Calo-me. Ouço a voz segura e serena a interrogar-me. Continuámos. Falámos ainda do 25de Abril, de Salgueiro Maia, da oposição de direita que ele enfrentou, falámos do Brigadeiro Junqueira dos Reis, falámos da documentação que poderia haver arquivada algures, sobre Salgueiro Maia e sobre a alta patente com quem ele directamente se defrontou e que bem poderia ser útil a um historiador que queira embrenhar-se sobre o 25 de Abril. Pelo meio, diz-me uma frase terrível que ainda transporto nos meus ouvidos como um grito alarme, e num momento em que vejo o Rui Tavares falar no Público nos acontecimentos que antecederam à primeira Grande Guerra, quando vejo referir as políticas que antecederam também à segunda Grande Guerra e a frase ouvida e que julgo não mais será esquecida foi: ainda gosto muito de cá estar, senão, disparava alguns tiros e seguramente alguns iam comigo. Bem o mereciam. Mas ainda gosto de viver. Fingi que não ouvi.
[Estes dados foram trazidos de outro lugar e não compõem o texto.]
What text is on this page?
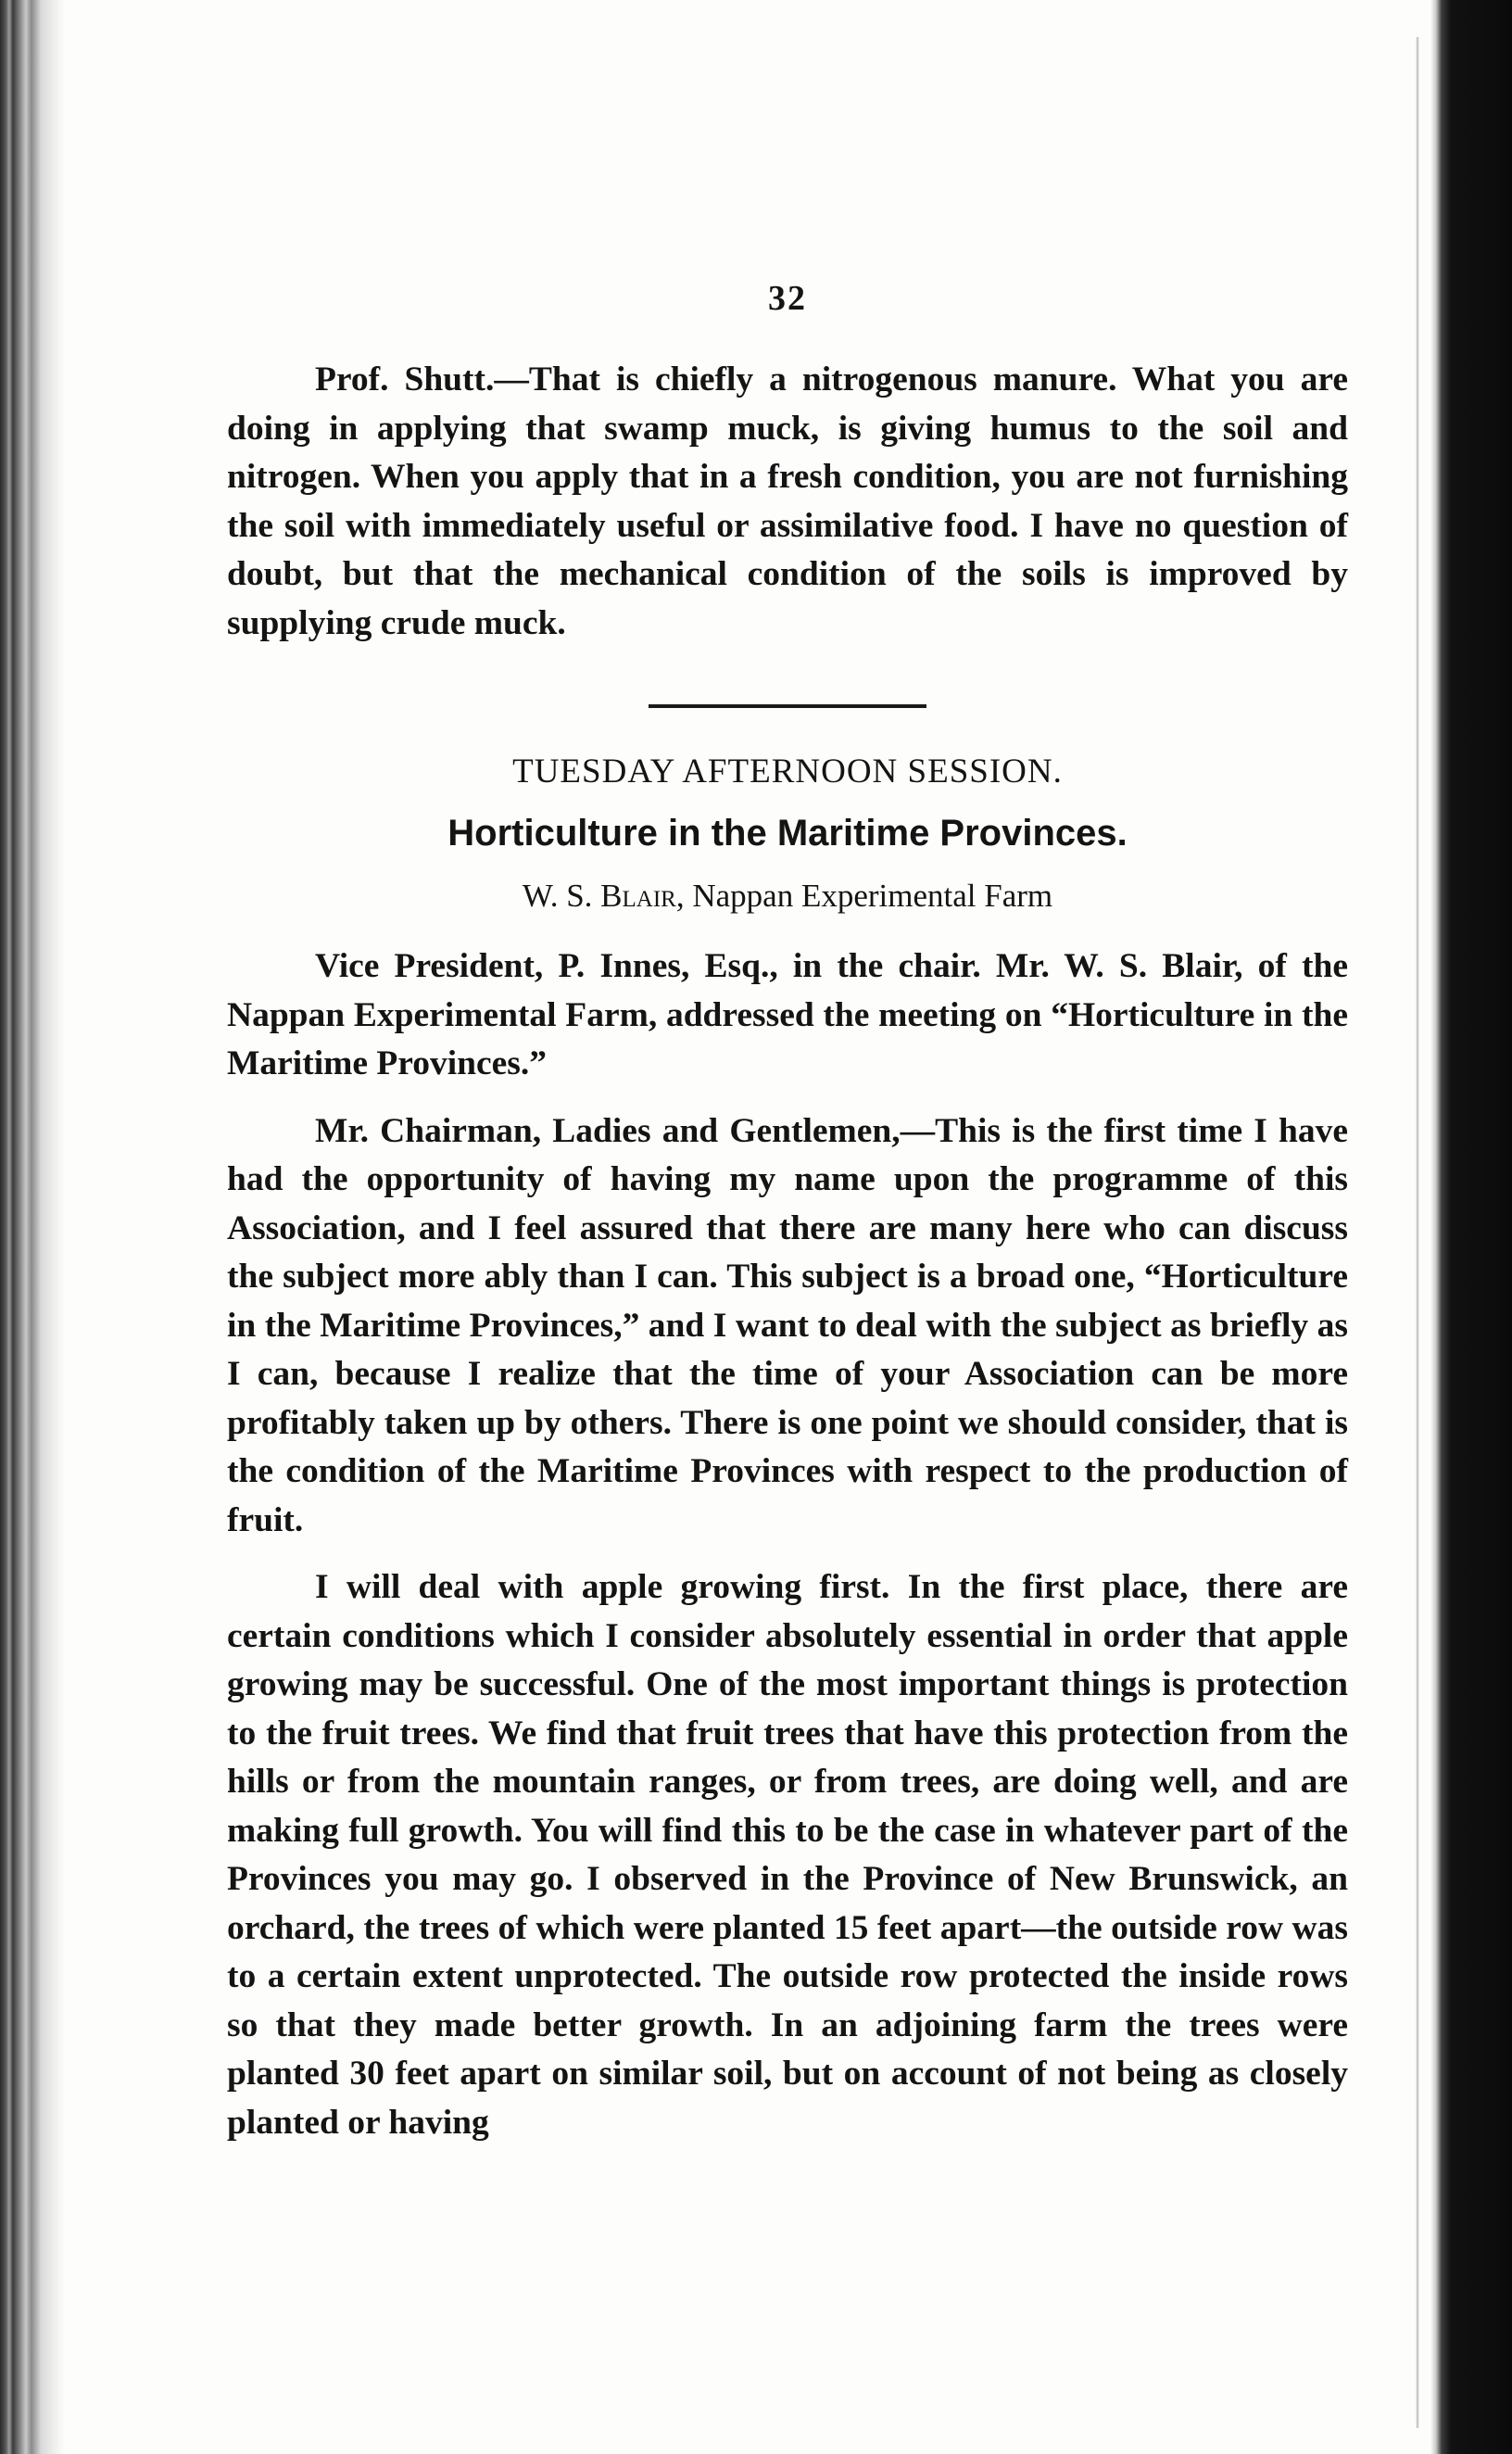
32

Prof. Shutt.—That is chiefly a nitrogenous manure. What you are doing in applying that swamp muck, is giving humus to the soil and nitrogen. When you apply that in a fresh condition, you are not furnishing the soil with immediately useful or assimilative food. I have no question of doubt, but that the mechanical condition of the soils is improved by supplying crude muck.

TUESDAY AFTERNOON SESSION.
Horticulture in the Maritime Provinces.
W. S. Blair, Nappan Experimental Farm

Vice President, P. Innes, Esq., in the chair. Mr. W. S. Blair, of the Nappan Experimental Farm, addressed the meeting on “Horticulture in the Maritime Provinces.”

Mr. Chairman, Ladies and Gentlemen,—This is the first time I have had the opportunity of having my name upon the programme of this Association, and I feel assured that there are many here who can discuss the subject more ably than I can. This subject is a broad one, “Horticulture in the Maritime Provinces,” and I want to deal with the subject as briefly as I can, because I realize that the time of your Association can be more profitably taken up by others. There is one point we should consider, that is the condition of the Maritime Provinces with respect to the production of fruit.

I will deal with apple growing first. In the first place, there are certain conditions which I consider absolutely essential in order that apple growing may be successful. One of the most important things is protection to the fruit trees. We find that fruit trees that have this protection from the hills or from the mountain ranges, or from trees, are doing well, and are making full growth. You will find this to be the case in whatever part of the Provinces you may go. I observed in the Province of New Brunswick, an orchard, the trees of which were planted 15 feet apart—the outside row was to a certain extent unprotected. The outside row protected the inside rows so that they made better growth. In an adjoining farm the trees were planted 30 feet apart on similar soil, but on account of not being as closely planted or having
Olho de soslaio. Sinto o seu olhar vago sobre a praça Alexandre Herculano, como se pairasse sobre o mundo também, como se pairasse sobre os seus inimigos assumidos. E lembro-me do farmacêutico grego que disparou sobre si-próprio, porque não tinha mais ninguém sobre quem disparar e não queria atingir a barbárie. Olho de novo e vejo-o de peito direito, como se estivesse a enfrentar o mundo ou um Tribunal Militar, tal a rigidez da sua postura física, como se estivesse quase que em parada militar. Sinto, de novo, que estou perante um militar de patente elevada, possivelmente um alto oficial na reserva.
(continua)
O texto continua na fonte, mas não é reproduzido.